7. Entire Agreement. This Agreement and the Exchange Agreement embody the entire agreement and understanding of the parties with respect to the subject matter hereof and supersede any and all prior agreements, arrangements and undertakings, whether written or oral, relating to matters provided for herein and therein. There are no provisions, undertakings, representations or warranties relative to the subject matter of this Agreement not expressly set forth herein and therein.
8. Benefit and Assignment. This Agreement will be binding upon and inure to the benefit of the parties hereto and their respective successors and permitted assigns. There shall be no assignment of any interest under this Agreement by any party. Nothing herein, express or implied, is intended to or shall confer upon any other person any legal or equitable right, benefit or remedy of any nature whatsoever under or by reason of this Agreement.
9. Waiver. Any waiver of any provision of this Agreement shall be valid only if set forth in an instrument in writing signed by the party to be bound thereby. Any waiver of any term or condition shall not be construed as a waiver of any subsequent breach or a subsequent waiver of the same term or condition, or a waiver of any other term or condition, of this Agreement. The failure of any party to assert any of its rights hereunder shall not constitute a waiver of any such rights.

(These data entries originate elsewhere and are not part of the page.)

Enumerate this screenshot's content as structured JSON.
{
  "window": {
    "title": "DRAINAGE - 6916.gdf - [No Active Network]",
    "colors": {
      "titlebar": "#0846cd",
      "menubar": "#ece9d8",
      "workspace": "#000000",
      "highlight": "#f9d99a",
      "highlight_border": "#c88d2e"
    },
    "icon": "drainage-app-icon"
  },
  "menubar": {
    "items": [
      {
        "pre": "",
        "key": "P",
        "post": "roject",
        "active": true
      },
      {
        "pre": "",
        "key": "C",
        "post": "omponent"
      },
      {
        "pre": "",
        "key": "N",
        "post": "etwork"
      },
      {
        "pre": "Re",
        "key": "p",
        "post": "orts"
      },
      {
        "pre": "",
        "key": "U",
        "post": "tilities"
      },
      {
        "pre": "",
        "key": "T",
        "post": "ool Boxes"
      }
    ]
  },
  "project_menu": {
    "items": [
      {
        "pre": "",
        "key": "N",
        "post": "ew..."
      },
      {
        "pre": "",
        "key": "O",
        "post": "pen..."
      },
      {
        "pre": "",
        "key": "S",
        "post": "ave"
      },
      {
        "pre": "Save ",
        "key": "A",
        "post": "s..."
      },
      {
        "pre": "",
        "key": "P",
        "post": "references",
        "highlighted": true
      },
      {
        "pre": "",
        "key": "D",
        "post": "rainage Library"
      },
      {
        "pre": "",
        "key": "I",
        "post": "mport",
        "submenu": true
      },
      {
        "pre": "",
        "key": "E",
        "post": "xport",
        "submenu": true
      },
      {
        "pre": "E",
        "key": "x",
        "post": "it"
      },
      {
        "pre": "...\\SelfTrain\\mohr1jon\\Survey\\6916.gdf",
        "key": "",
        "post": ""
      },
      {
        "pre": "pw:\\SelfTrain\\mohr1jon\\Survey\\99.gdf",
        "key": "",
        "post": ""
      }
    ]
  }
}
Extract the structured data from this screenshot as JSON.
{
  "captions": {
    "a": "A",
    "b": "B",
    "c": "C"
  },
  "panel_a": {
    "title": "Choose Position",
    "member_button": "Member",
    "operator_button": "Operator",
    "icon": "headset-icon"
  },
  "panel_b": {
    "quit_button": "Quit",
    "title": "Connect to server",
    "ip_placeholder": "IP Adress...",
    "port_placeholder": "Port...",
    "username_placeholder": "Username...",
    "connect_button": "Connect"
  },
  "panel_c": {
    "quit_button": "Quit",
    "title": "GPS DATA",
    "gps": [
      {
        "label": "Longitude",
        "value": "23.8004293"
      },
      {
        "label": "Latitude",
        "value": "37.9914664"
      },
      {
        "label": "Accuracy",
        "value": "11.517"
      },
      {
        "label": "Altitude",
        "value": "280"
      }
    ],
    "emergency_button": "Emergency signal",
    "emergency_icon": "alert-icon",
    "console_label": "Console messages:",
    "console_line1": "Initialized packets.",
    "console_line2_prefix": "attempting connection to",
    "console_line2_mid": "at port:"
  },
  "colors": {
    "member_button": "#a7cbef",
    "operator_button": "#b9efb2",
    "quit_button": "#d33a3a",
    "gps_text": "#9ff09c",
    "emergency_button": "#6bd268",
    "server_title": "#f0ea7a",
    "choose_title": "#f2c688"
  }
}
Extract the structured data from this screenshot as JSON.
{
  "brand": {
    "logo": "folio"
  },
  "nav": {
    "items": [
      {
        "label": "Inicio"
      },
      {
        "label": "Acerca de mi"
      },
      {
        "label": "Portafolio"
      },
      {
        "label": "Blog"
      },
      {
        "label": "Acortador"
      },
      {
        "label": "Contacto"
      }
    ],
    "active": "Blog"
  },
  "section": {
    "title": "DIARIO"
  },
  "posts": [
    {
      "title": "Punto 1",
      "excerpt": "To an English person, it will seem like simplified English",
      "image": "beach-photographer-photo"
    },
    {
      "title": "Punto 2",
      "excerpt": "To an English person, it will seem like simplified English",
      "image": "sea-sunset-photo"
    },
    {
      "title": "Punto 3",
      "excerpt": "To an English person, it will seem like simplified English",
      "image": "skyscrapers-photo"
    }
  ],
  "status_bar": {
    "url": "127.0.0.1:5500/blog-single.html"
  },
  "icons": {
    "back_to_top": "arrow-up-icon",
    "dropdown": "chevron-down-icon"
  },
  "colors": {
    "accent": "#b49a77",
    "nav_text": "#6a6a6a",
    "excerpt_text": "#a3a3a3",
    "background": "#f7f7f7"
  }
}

10. Amendment. This Agreement may not be amended or modified except by an instrument in writing signed by, or on behalf of, the NASD and Nasdaq.
11. Construction of this Agreement; Counterparts. The language used in this Agreement shall be deemed to be the language chosen by the parties hereto to express their mutual agreement, and this Agreement shall not be deemed to have been prepared by any single party hereto. The headings of the sections and subsections of this Agreement are inserted as a matter of convenience and for reference purposes only and in no respect define, limit or describe the scope of this Agreement or the intent of any section or subsection. This Agreement may be executed in one or more counterparts and by the different parties hereto in separate counterparts, each of which when executed shall be deemed to be an original but all of which taken together shall constitute one and the same agreement.
12. Governing Law. This Agreement shall be governed by, and construed and enforced in accordance with, the internal laws of the State of New York applicable to contracts executed and to be performed in the State of New York.
13. Specific Performance. The parties recognize and agree that if for any reason any of the provisions of this Agreement are not performed in accordance with their specific terms or are otherwise breached, immediate and irreparable harm or injury would be caused for which money damages would not be an adequate remedy. Accordingly, each party agrees that, in addition to any other available remedies, each other party shall be entitled to an injunction restraining any violation or threatened violation of the provisions of this Agreement without the necessity of posting a bond or other form of security. In the event that any action should be brought in equity to enforce the provisions of the Agreement, no party will allege, and each party hereby waives the defense, that there is an adequate remedy at law.
IN WITNESS WHEREOF, the parties have duly executed and delivered this Agreement on the date and year first written above.